Submission format: You should electronically submit (via Canvas) one file that should either be a Jupyter notebook or a zip file containing a Jupyter notebook and any other files that you want to include. The file name should contain your candidate number.

Marking and feedback: You will be told your mark and receive feedback via Canvas.

Weighting: This assessment is worth 50% of your overall mark for this module.

Overview

For this assessment you are asked to submit a Jupyter notebook that reports on what you have learnt about the complexity of different algorithms for finding the similarities of documents using a bag-of-words representation.

Scenario

Imagine, you have a collection of d (d > 10) documents each containing at least w (w > 50) English words. For testing purposes, you may wish to construct or collect such a collection. A document can be represented as a bag-of-words, i.e., as the set of the words it contains together with associated frequencies. This is most naturally stored using a Python dictionary – and this is called a sparse representation of the data. Alternatively, the dictionary can be converted to a vector (e.g., a numpy array) where there is a dimension for each of the V words in the English vocabulary. This is called a dense representation.

During lab sessions you will have been expected to have implemented various algorithms that will enable you to address each of the following five questions:

1. Present an analysis of the theoretical running time of Jaccard’s similarity measure applied to large documents represented as bags of words (in a Python dictionary). Test your analysis empirically by timing and plotting various calculations of Jaccard similarity on your computer. Estimate relevant constants for your implementation and computer.

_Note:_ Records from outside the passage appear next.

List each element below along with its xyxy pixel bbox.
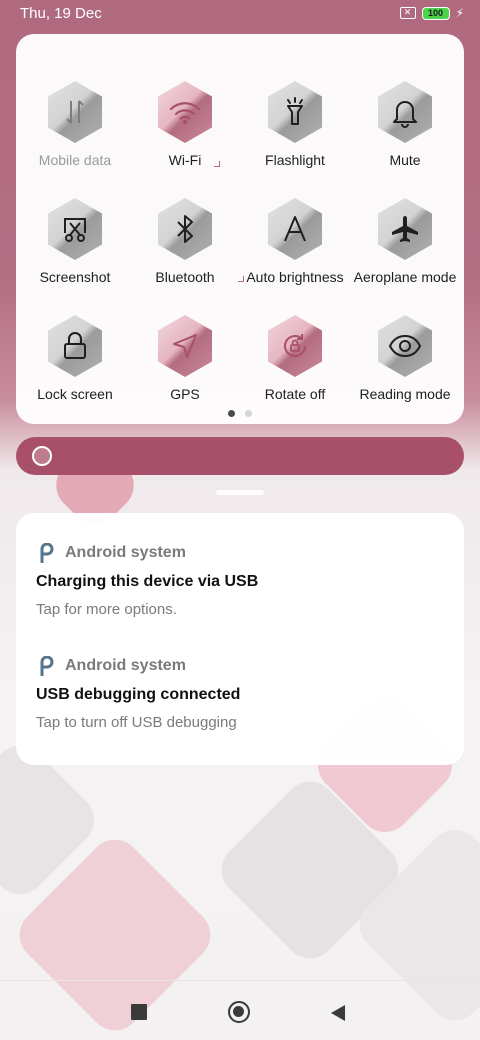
- tile-settings-indicator[interactable]: [214, 161, 220, 167]
- navigation-bar: [0, 980, 480, 1040]
- flashlight-icon: [268, 81, 322, 143]
- status-bar: Thu, 19 Dec ✕ 100 ⚡: [0, 0, 480, 26]
- triangle-back-icon: [331, 1005, 345, 1021]
- notification-card: Android system Charging this device via …: [16, 513, 464, 765]
- notification-app-name: Android system: [65, 657, 186, 674]
- android-system-icon: [36, 655, 56, 677]
- brightness-knob[interactable]: [32, 446, 52, 466]
- notification-title: Charging this device via USB: [36, 573, 259, 590]
- notification-header: Android system: [36, 654, 446, 678]
- tile-aeroplane-mode[interactable]: Aeroplane mode: [350, 171, 460, 285]
- notification-item[interactable]: Android system USB debugging connected T…: [36, 654, 446, 731]
- mobile-data-icon: [48, 81, 102, 143]
- eye-icon: [378, 315, 432, 377]
- status-icons: ✕ 100 ⚡: [399, 6, 464, 20]
- tile-label: Aeroplane mode: [353, 269, 457, 285]
- airplane-icon: [378, 198, 432, 260]
- tile-wifi[interactable]: Wi-Fi: [130, 54, 240, 168]
- drag-handle[interactable]: [216, 490, 264, 495]
- notification-item[interactable]: Android system Charging this device via …: [36, 541, 446, 618]
- brightness-slider[interactable]: [16, 437, 464, 475]
- page-dot-1[interactable]: [228, 410, 235, 417]
- notification-text: Tap for more options.: [36, 601, 177, 618]
- auto-brightness-icon: [268, 198, 322, 260]
- tile-reading-mode[interactable]: Reading mode: [350, 288, 460, 402]
- tile-mute[interactable]: Mute: [350, 54, 460, 168]
- square-icon: [131, 1004, 147, 1020]
- page-dot-2[interactable]: [245, 410, 252, 417]
- tile-screenshot[interactable]: Screenshot: [20, 171, 130, 285]
- notification-text: Tap to turn off USB debugging: [36, 714, 237, 731]
- back-button[interactable]: [330, 1004, 346, 1022]
- location-arrow-icon: [158, 315, 212, 377]
- quick-settings-panel: Mobile data Wi-Fi Flashlight Mute Screen…: [16, 34, 464, 424]
- tile-label: Mute: [389, 152, 421, 168]
- android-system-icon: [36, 542, 56, 564]
- tile-label: Reading mode: [359, 386, 451, 402]
- tile-rotate[interactable]: Rotate off: [240, 288, 350, 402]
- notification-app-name: Android system: [65, 544, 186, 561]
- tile-lock-screen[interactable]: Lock screen: [20, 288, 130, 402]
- battery-icon: 100: [421, 6, 450, 20]
- notification-title: USB debugging connected: [36, 686, 241, 703]
- home-button[interactable]: [228, 1001, 250, 1023]
- lock-icon: [48, 315, 102, 377]
- notification-header: Android system: [36, 541, 446, 565]
- recents-button[interactable]: [131, 1004, 147, 1020]
- tile-gps[interactable]: GPS: [130, 288, 240, 402]
- status-time: Thu, 19 Dec: [20, 4, 102, 22]
- tile-mobile-data[interactable]: Mobile data: [20, 54, 130, 168]
- bell-icon: [378, 81, 432, 143]
- no-sim-icon: ✕: [399, 7, 416, 19]
- scissors-icon: [48, 198, 102, 260]
- tile-auto-brightness[interactable]: Auto brightness: [240, 171, 350, 285]
- bluetooth-icon: [158, 198, 212, 260]
- charging-icon: ⚡: [455, 6, 464, 20]
- tile-flashlight[interactable]: Flashlight: [240, 54, 350, 168]
- circle-icon: [228, 1001, 250, 1023]
- tile-bluetooth[interactable]: Bluetooth: [130, 171, 244, 285]
- rotate-lock-icon: [268, 315, 322, 377]
- page-indicator: [16, 410, 464, 417]
- wifi-icon: [158, 81, 212, 143]
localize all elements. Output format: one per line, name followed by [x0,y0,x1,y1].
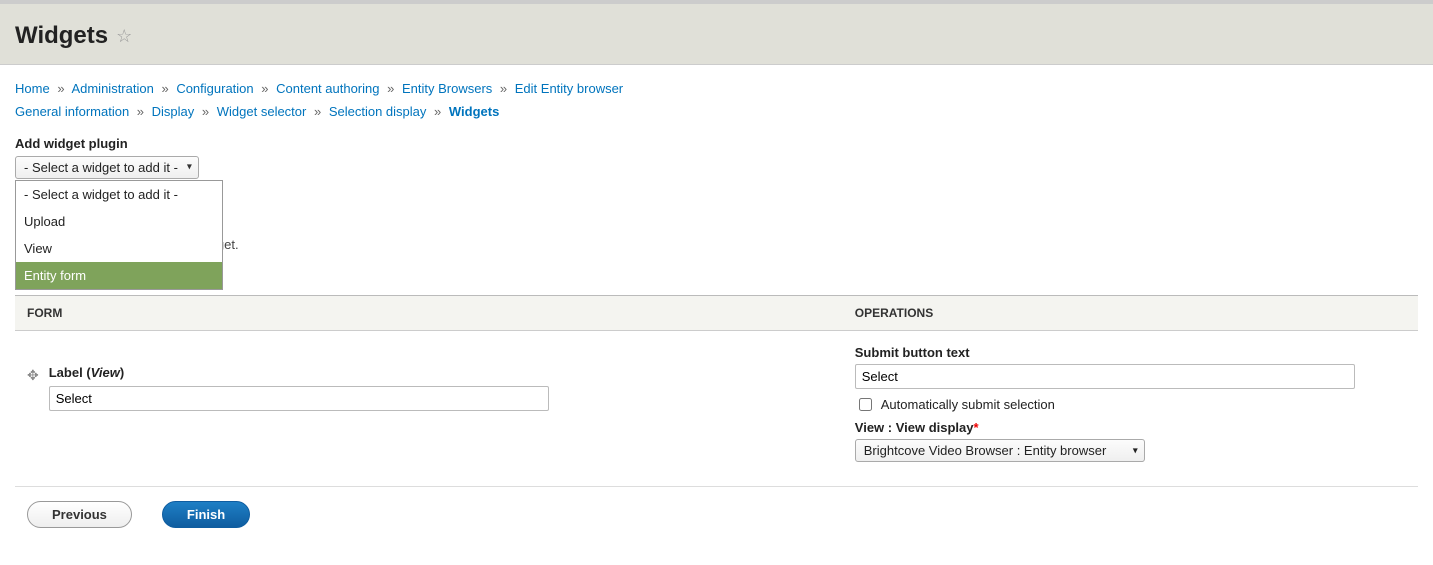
view-display-label-text: View : View display [855,420,974,435]
crumb-widgets-current: Widgets [449,104,499,119]
crumb-sep: » [261,81,268,96]
option-view[interactable]: View [16,235,222,262]
desc-line-3: ntity form widget. [15,256,1418,277]
crumb-sep: » [161,81,168,96]
header-region: Widgets ☆ [0,4,1433,65]
chevron-down-icon: ▾ [187,162,192,173]
crumb-widget-selector[interactable]: Widget selector [217,104,307,119]
desc-line-1: field browser's widget. [15,213,1418,234]
col-form: FORM [15,296,843,330]
auto-submit-label: Automatically submit selection [881,397,1055,412]
plugin-descriptions: field browser's widget. vide entity list… [15,213,1418,277]
crumb-display[interactable]: Display [152,104,195,119]
previous-button[interactable]: Previous [27,501,132,528]
action-buttons: Previous Finish [15,487,1418,542]
add-widget-plugin-selected: - Select a widget to add it - [24,160,178,175]
auto-submit-checkbox[interactable] [859,398,872,411]
add-widget-plugin-label: Add widget plugin [15,136,1418,151]
crumb-sep: » [137,104,144,119]
crumb-admin[interactable]: Administration [71,81,153,96]
crumb-sep: » [500,81,507,96]
option-upload[interactable]: Upload [16,208,222,235]
chevron-down-icon: ▾ [1133,445,1138,456]
breadcrumb-row-1: Home » Administration » Configuration » … [15,77,1418,100]
operations-cell: Submit button text Automatically submit … [843,345,1418,468]
finish-button[interactable]: Finish [162,501,250,528]
option-entity-form[interactable]: Entity form [16,262,222,289]
crumb-sep: » [387,81,394,96]
page-title: Widgets [15,22,108,50]
view-display-select[interactable]: Brightcove Video Browser : Entity browse… [855,439,1145,462]
crumb-sep: » [202,104,209,119]
crumb-home[interactable]: Home [15,81,50,96]
crumb-content-authoring[interactable]: Content authoring [276,81,379,96]
crumb-edit-entity-browser[interactable]: Edit Entity browser [515,81,623,96]
label-paren-value: View [91,365,120,380]
view-display-label: View : View display* [855,420,1406,435]
add-widget-plugin-area: Add widget plugin - Select a widget to a… [15,136,1418,277]
label-paren-close: ) [120,365,124,380]
crumb-config[interactable]: Configuration [176,81,253,96]
option-placeholder[interactable]: - Select a widget to add it - [16,181,222,208]
table-header: FORM OPERATIONS [15,296,1418,331]
view-display-selected: Brightcove Video Browser : Entity browse… [864,443,1107,458]
crumb-sep: » [57,81,64,96]
add-widget-plugin-select[interactable]: - Select a widget to add it - ▾ [15,156,199,179]
crumb-general-info[interactable]: General information [15,104,129,119]
submit-text-input[interactable] [855,364,1355,389]
required-mark: * [974,420,979,435]
breadcrumb: Home » Administration » Configuration » … [15,65,1418,128]
crumb-selection-display[interactable]: Selection display [329,104,427,119]
star-icon[interactable]: ☆ [116,27,132,45]
form-cell: ✥ Label (View) [15,345,843,468]
col-operations: OPERATIONS [843,296,1418,330]
desc-line-2: vide entity listing in a browser's widge… [15,235,1418,256]
drag-handle-icon[interactable]: ✥ [27,367,39,384]
label-caption-row: Label (View) [49,365,549,380]
crumb-sep: » [314,104,321,119]
crumb-entity-browsers[interactable]: Entity Browsers [402,81,492,96]
label-input[interactable] [49,386,549,411]
table-row: ✥ Label (View) Submit button text [15,331,1418,487]
widget-table: FORM OPERATIONS ✥ Label (View) [15,295,1418,542]
submit-text-label: Submit button text [855,345,1406,360]
crumb-sep: » [434,104,441,119]
label-caption: Label [49,365,83,380]
breadcrumb-row-2: General information » Display » Widget s… [15,100,1418,123]
add-widget-plugin-dropdown[interactable]: - Select a widget to add it - Upload Vie… [15,180,223,290]
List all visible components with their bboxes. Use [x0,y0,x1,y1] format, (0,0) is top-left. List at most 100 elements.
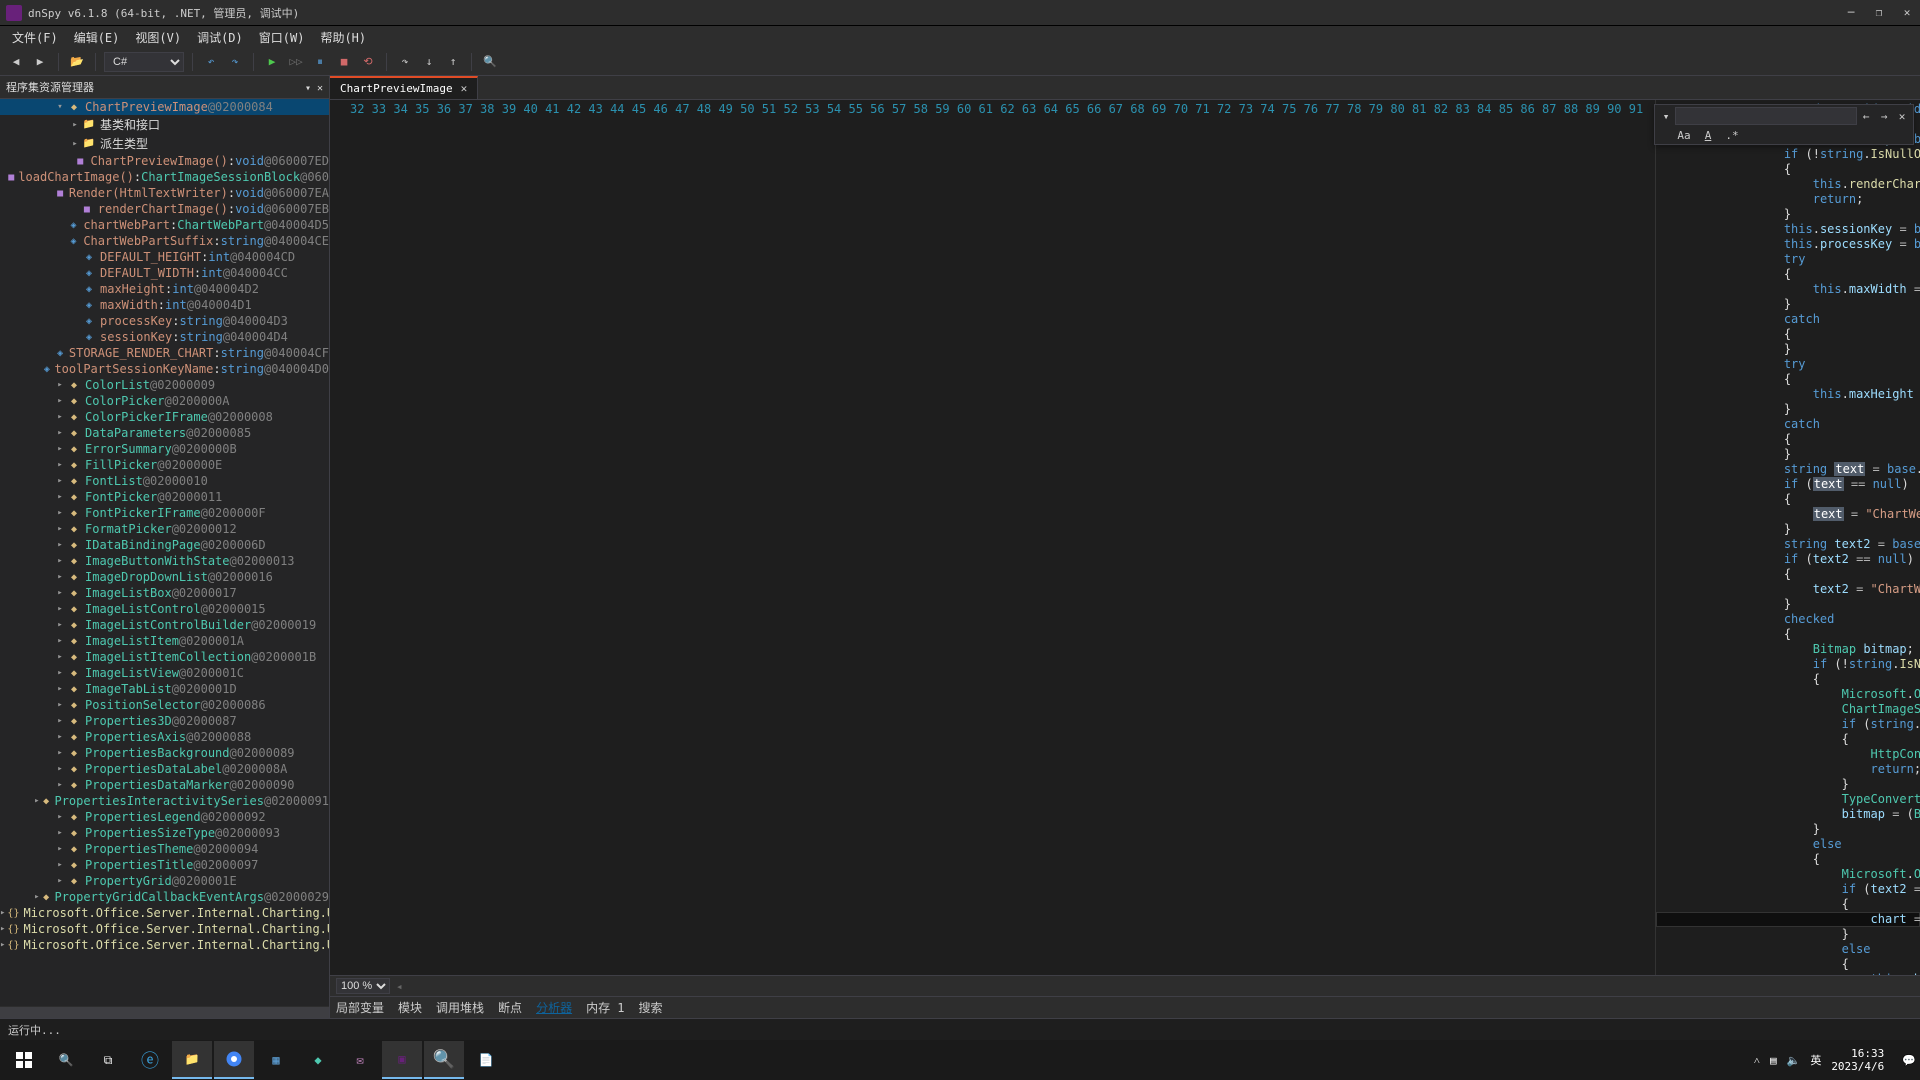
tree-node[interactable]: ◈processKey : string @040004D3 [0,313,329,329]
tree-node[interactable]: ▸{}Microsoft.Office.Server.Internal.Char… [0,905,329,921]
tree-view[interactable]: ▾◆ChartPreviewImage @02000084▸📁基类和接口▸📁派生… [0,99,329,1006]
tree-node[interactable]: ■renderChartImage() : void @060007EB [0,201,329,217]
zoom-combo[interactable]: 100 % [336,978,390,994]
menu-file[interactable]: 文件(F) [4,27,66,48]
redo-icon[interactable]: ↷ [225,52,245,72]
tree-node[interactable]: ◈STORAGE_RENDER_CHART : string @040004CF [0,345,329,361]
tree-node[interactable]: ▸◆ImageListControl @02000015 [0,601,329,617]
maximize-button[interactable]: ❐ [1872,6,1886,19]
ie-icon[interactable]: ⓔ [130,1041,170,1079]
dnspy-icon[interactable]: ▣ [382,1041,422,1079]
tree-node[interactable]: ▸◆ColorPickerIFrame @02000008 [0,409,329,425]
tree-node[interactable]: ▸◆ColorPicker @0200000A [0,393,329,409]
regex-icon[interactable]: .* [1723,129,1741,142]
volume-icon[interactable]: 🔈 [1787,1054,1801,1067]
menu-help[interactable]: 帮助(H) [312,27,374,48]
tree-node[interactable]: ▸◆PropertiesDataLabel @0200008A [0,761,329,777]
system-tray[interactable]: ˄ ▤ 🔈 英 16:33 2023/4/6 💬 [1754,1047,1916,1073]
tree-node[interactable]: ▸◆PropertiesAxis @02000088 [0,729,329,745]
start-button[interactable] [4,1041,44,1079]
tree-node[interactable]: ▸◆PropertiesInteractivitySeries @0200009… [0,793,329,809]
undo-icon[interactable]: ↶ [201,52,221,72]
menu-window[interactable]: 窗口(W) [251,27,313,48]
tree-node[interactable]: ▸◆FontPickerIFrame @0200000F [0,505,329,521]
tree-node[interactable]: ▸◆PositionSelector @02000086 [0,697,329,713]
notification-icon[interactable]: 💬 [1902,1054,1916,1067]
tree-node[interactable]: ◈toolPartSessionKeyName : string @040004… [0,361,329,377]
tree-node[interactable]: ▸◆ImageListItem @0200001A [0,633,329,649]
find-close-icon[interactable]: ✕ [1893,110,1911,123]
continue-icon[interactable]: ▷▷ [286,52,306,72]
tree-node[interactable]: ■ChartPreviewImage() : void @060007ED [0,153,329,169]
bottom-tab[interactable]: 搜索 [639,999,663,1016]
code-editor[interactable]: 32 33 34 35 36 37 38 39 40 41 42 43 44 4… [330,100,1920,975]
tree-node[interactable]: ▸◆Properties3D @02000087 [0,713,329,729]
notepad-icon[interactable]: 📄 [466,1041,506,1079]
tree-node[interactable]: ◈maxHeight : int @040004D2 [0,281,329,297]
match-case-icon[interactable]: Aa [1675,129,1693,142]
step-out-icon[interactable]: ↑ [443,52,463,72]
tree-node[interactable]: ▸◆ImageTabList @0200001D [0,681,329,697]
lang-indicator[interactable]: 英 [1810,1052,1821,1068]
tree-node[interactable]: ▸◆ImageListItemCollection @0200001B [0,649,329,665]
tree-node[interactable]: ▸◆PropertiesBackground @02000089 [0,745,329,761]
tree-node[interactable]: ▸◆IDataBindingPage @0200006D [0,537,329,553]
tree-node[interactable]: ▸📁派生类型 [0,134,329,153]
code-area[interactable]: protected override void Render(HtmlTextW… [1656,100,1920,975]
tree-node[interactable]: ▸◆ImageDropDownList @02000016 [0,569,329,585]
chrome-icon[interactable] [214,1041,254,1079]
tree-node[interactable]: ▸◆FontList @02000010 [0,473,329,489]
panel-dropdown-icon[interactable]: ▾ [305,83,311,94]
tree-node[interactable]: ◈sessionKey : string @040004D4 [0,329,329,345]
find-next-icon[interactable]: → [1875,110,1893,123]
tree-node[interactable]: ▸◆ErrorSummary @0200000B [0,441,329,457]
tree-node[interactable]: ▸◆FontPicker @02000011 [0,489,329,505]
tree-node[interactable]: ◈DEFAULT_WIDTH : int @040004CC [0,265,329,281]
menu-view[interactable]: 视图(V) [127,27,189,48]
bottom-tab[interactable]: 断点 [498,999,522,1016]
bottom-tab[interactable]: 内存 1 [586,999,624,1016]
restart-icon[interactable]: ⟲ [358,52,378,72]
tree-node[interactable]: ▸◆ImageButtonWithState @02000013 [0,553,329,569]
tree-node[interactable]: ▸◆PropertiesSizeType @02000093 [0,825,329,841]
step-into-icon[interactable]: ↓ [419,52,439,72]
find-expand-icon[interactable]: ▾ [1657,110,1675,123]
nav-back-icon[interactable]: ◀ [6,52,26,72]
clock[interactable]: 16:33 2023/4/6 [1831,1047,1884,1073]
tree-node[interactable]: ▸◆ColorList @02000009 [0,377,329,393]
tree-node[interactable]: ▸◆PropertiesTheme @02000094 [0,841,329,857]
network-icon[interactable]: ▤ [1770,1054,1777,1067]
bottom-tab[interactable]: 调用堆栈 [436,999,484,1016]
explorer-icon[interactable]: 📁 [172,1041,212,1079]
tree-node[interactable]: ▸◆PropertiesLegend @02000092 [0,809,329,825]
mail-icon[interactable]: ✉ [340,1041,380,1079]
minimize-button[interactable]: ─ [1844,6,1858,19]
tree-node[interactable]: ▸◆PropertyGrid @0200001E [0,873,329,889]
tab-close-icon[interactable]: ✕ [461,82,468,95]
open-folder-icon[interactable]: 📂 [67,52,87,72]
tree-node[interactable]: ◈maxWidth : int @040004D1 [0,297,329,313]
find-prev-icon[interactable]: ← [1857,110,1875,123]
tree-node[interactable]: ▸◆FillPicker @0200000E [0,457,329,473]
tree-node[interactable]: ▸◆DataParameters @02000085 [0,425,329,441]
app1-icon[interactable]: ▦ [256,1041,296,1079]
bottom-tab[interactable]: 局部变量 [336,999,384,1016]
bottom-tab[interactable]: 分析器 [536,999,572,1016]
tree-node[interactable]: ▾◆ChartPreviewImage @02000084 [0,99,329,115]
tab-chartpreviewimage[interactable]: ChartPreviewImage ✕ [330,76,478,99]
sidebar-scrollbar[interactable] [0,1006,329,1018]
whole-word-icon[interactable]: A [1699,129,1717,142]
run-icon[interactable]: ▶ [262,52,282,72]
tree-node[interactable]: ▸◆ImageListControlBuilder @02000019 [0,617,329,633]
tree-node[interactable]: ◈DEFAULT_HEIGHT : int @040004CD [0,249,329,265]
tree-node[interactable]: ▸◆ImageListView @0200001C [0,665,329,681]
language-combo[interactable]: C# [104,52,184,72]
close-button[interactable]: ✕ [1900,6,1914,19]
taskview-icon[interactable]: ⧉ [88,1041,128,1079]
find-input[interactable] [1675,107,1857,125]
tree-node[interactable]: ▸{}Microsoft.Office.Server.Internal.Char… [0,937,329,953]
nav-forward-icon[interactable]: ▶ [30,52,50,72]
tree-node[interactable]: ▸{}Microsoft.Office.Server.Internal.Char… [0,921,329,937]
everything-icon[interactable]: 🔍 [424,1041,464,1079]
app2-icon[interactable]: ◆ [298,1041,338,1079]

2. What is the theoretical worst case running time of the cosine similarity measure applied to documents represented as (dense representation) vectors? Show that this is the case empirically. Estimate the constant for your implementation and computer. Compare using the implementation of the dot product in numpy with your own implementation.

3. Write a function which computes cosine similarity directly from sparse (dictionary) representations without converting them into dense (vector) representations. Test your function for correctness and compare its efficiency theoretically and empirically to (i) your previous implementation of the cosine similarity, and (ii) your implementation of Jaccard’s measure.

4. Write a function which computes all-pairs similarities for a collection of documents. The function should take a list of dictionaries (the document collection) and a parameter specifying the similarity measure to be used. What is the theoretical worst-case running time for computing all-pairs similarities? Does it matter what the similarity measure is? Can you give an estimate of how long it would take to compute all-pairs similarities for 200K documents for both measures? (Note: that whilst you should test your function for all-pairs similarities (with d > 10), you do not need to prove the theoretical worst case empirically or test with 200K documents!)

5. Write a function that implements all-pairs similarities for documents and uses some form of parallel computing, e.g. MapReduce. Make sure you test your function empirically for correctness and for efficiency. Investigate the number of parallel processes that gives optimal results for your implementation and computer.

Marking Criteria and Requirements

This coursework will be marked out of 100, based on the following criteria:

Overall quality of report: 10 marks

This concerns issues such as writing style, organisation of material, clarity of presentation, etc.

• Your report should be no more than 2000 words in length (excluding the content of graphs, tables, references and code). You should specify the length of your report.

• Your report must be a Jupyter notebook. It is not acceptable to submit a pdf or a Word document instead – if you do then your coursework will not be marked.

• You should use a formal writing style.

• A good way to organise the report would be to have seven sections: an introductory section; a section for each of the 5 questions above; and a conclusions / summary section.

• Use subsections with meaningful headings.

Quality of code: 25 marks

This concerns issues such as correctness and clarity of code.

• Since you are submitting a Jupiter notebook, it is very easy for us to check that your code actually works. Make sure it does. If it requires any special libraries to be installed you should make this clear.

• You are encouraged to use library methods other than for the particular algorithms being investigated.

• You should use functions (or classes) to modularize your code.

• You should use comments where appropriate in your code.

• You should test functions thoroughly. Make sure you state whether there are particular inputs for which your functions will not behave as expected.

• The Jupyter notebook / report that you submit should include all of the Python code you have written or adapted i.e., all code that you have used in your experiments other than library methods.

Technical understanding: 15 marks

This concerns how well you have explained each of the algorithms that you have used in your experiments.

• Algorithms should be explained in sufficient detail that a well-educated data scientist who does not know these particular algorithms will be able to understand them.

• Do not just state the theoretical complexity of algorithms – make sure you discuss how the structure of the algorithm leads to this theoretical result.

• Do not just repeat details directly from the lecture notes or other sources. Explanations should be in your own words and contain examples from your experiments.

Quality of analysis: 50 marks (10 marks for each of the 5 questions)

This concerns the quality of your answers to each of the questions.

• Make sure you answer each question fully. If you are unable to do so, be explicit about it.

• You should use an appropriate experimental method to determine values empirically.

• You should use graphs where appropriate in the presentation of your results.

• You should discuss any variations between theory and empirical findings.

• Do not give values to more significant figures than justified.